Segundo Basílio Makurap, o canal do rio sofre alterações e a pesca nunca foi tão escassa. “As dragas chupam dia e noite no meio e também nas barrancas. Faz barulho até de madrugada”.
“A exploração na margem brasileira é absolutamente ilegal e fere diversas normas, dentre elas o artigo 225, §1º da Constituição Federal, o art. 2º da Lei 6.634/79 e o art. 4º da Convenção 169 da Organização Internacional do Trabalho”, promulgada pelo Decreto nº 5.051/2004”, disse o procurador da República em Guajará-Mirim, Daniel Luís Dalberto.
Ele instaurou inquérito civil público, autuado sob o nº 1.31.000.001411/2012-32, no qual apura e adota medidas para solucionar o problema. No entanto, conforme explicou, a situação é complexa: “Já houve algumas medidas efetivas, mas o problema persiste. Estamos trabalhando no assunto a fim de buscar solução definitiva”.
Em fevereiro de 2013, dez índios naufragaram após o choque de uma chata com o barco no qual viajavam. Alguns pularam na água e foram salvos por bolivianos. Sem saber nadar, um idoso pendurou-se na proa. Uma mulher bateu a cabeça no barco, ferindo-se.

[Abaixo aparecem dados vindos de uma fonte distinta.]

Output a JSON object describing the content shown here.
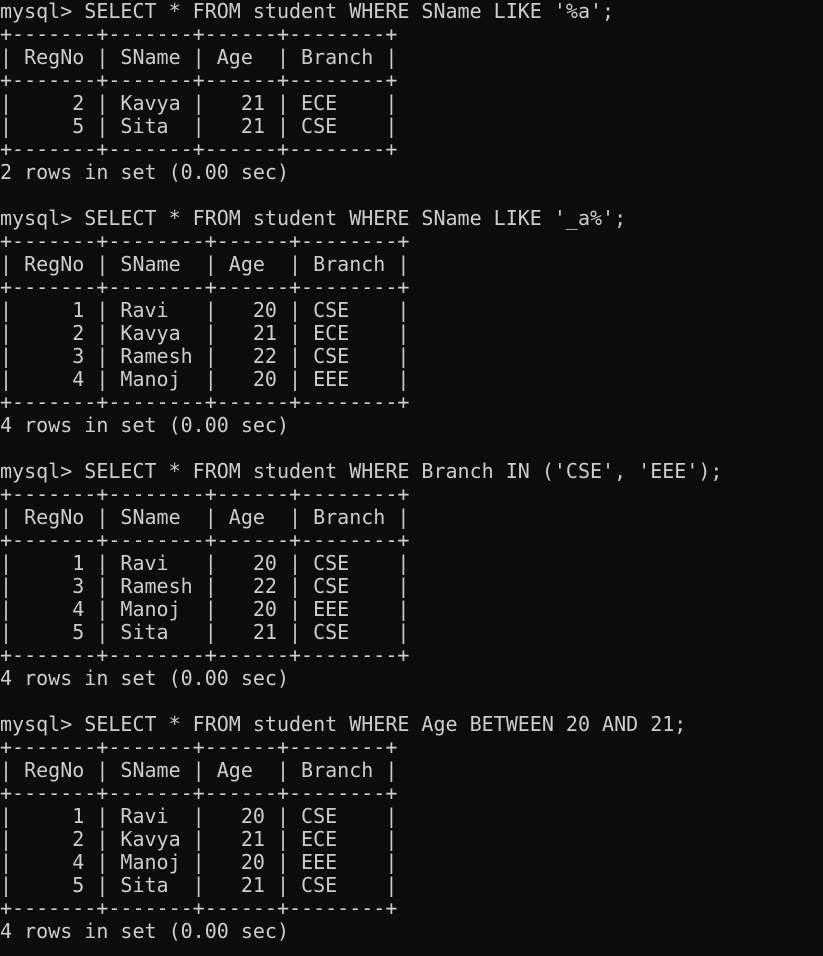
{
  "terminal": {
    "lines": [
      "mysql> SELECT * FROM student WHERE SName LIKE '%a';",
      "+-------+-------+------+--------+",
      "| RegNo | SName | Age  | Branch |",
      "+-------+-------+------+--------+",
      "|     2 | Kavya |   21 | ECE    |",
      "|     5 | Sita  |   21 | CSE    |",
      "+-------+-------+------+--------+",
      "2 rows in set (0.00 sec)",
      "",
      "mysql> SELECT * FROM student WHERE SName LIKE '_a%';",
      "+-------+--------+------+--------+",
      "| RegNo | SName  | Age  | Branch |",
      "+-------+--------+------+--------+",
      "|     1 | Ravi   |   20 | CSE    |",
      "|     2 | Kavya  |   21 | ECE    |",
      "|     3 | Ramesh |   22 | CSE    |",
      "|     4 | Manoj  |   20 | EEE    |",
      "+-------+--------+------+--------+",
      "4 rows in set (0.00 sec)",
      "",
      "mysql> SELECT * FROM student WHERE Branch IN ('CSE', 'EEE');",
      "+-------+--------+------+--------+",
      "| RegNo | SName  | Age  | Branch |",
      "+-------+--------+------+--------+",
      "|     1 | Ravi   |   20 | CSE    |",
      "|     3 | Ramesh |   22 | CSE    |",
      "|     4 | Manoj  |   20 | EEE    |",
      "|     5 | Sita   |   21 | CSE    |",
      "+-------+--------+------+--------+",
      "4 rows in set (0.00 sec)",
      "",
      "mysql> SELECT * FROM student WHERE Age BETWEEN 20 AND 21;",
      "+-------+-------+------+--------+",
      "| RegNo | SName | Age  | Branch |",
      "+-------+-------+------+--------+",
      "|     1 | Ravi  |   20 | CSE    |",
      "|     2 | Kavya |   21 | ECE    |",
      "|     4 | Manoj |   20 | EEE    |",
      "|     5 | Sita  |   21 | CSE    |",
      "+-------+-------+------+--------+",
      "4 rows in set (0.00 sec)"
    ]
  }
}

A madeira nobre já foi extinta na região. Atualmente, as famílias sobrevivem com pequenos plantios de abacaxi, abóbora, amendoim, batata doce, cana de açúcar, cará, banana, feijão, mandioca, melancia, mamão e milho. Colhem castanhas, extraem látex (borracha) e criam um rebanho com cerca de cem cabeças de gado bovino. Segundo a Funai, 120 índios estão alfabetizados.
Remanescentes de etnias ali aglomeradas no século passado pelo extinto Serviço de Proteção ao Índio vivem na baía. Foram transferidos de suas áreas tradicionais para uma só terra indígena, Ricardo Franco, no Guaporé.
Construído no século XVIII para proteger a fronteira, o forte com 970 m², muralhas de 10 m de altura está abandonado. Reencontrado pelo Marechal Rondon em 1930, abrigou o Contingente Especial de Fronteira do Forte Príncipe da Beira, cuja designação mudou em 1954 para 7º Pelotão de Fronteira. Em 1950, foi tombado pelo Instituto do Patrimônio Histórico e Artístico Nacional.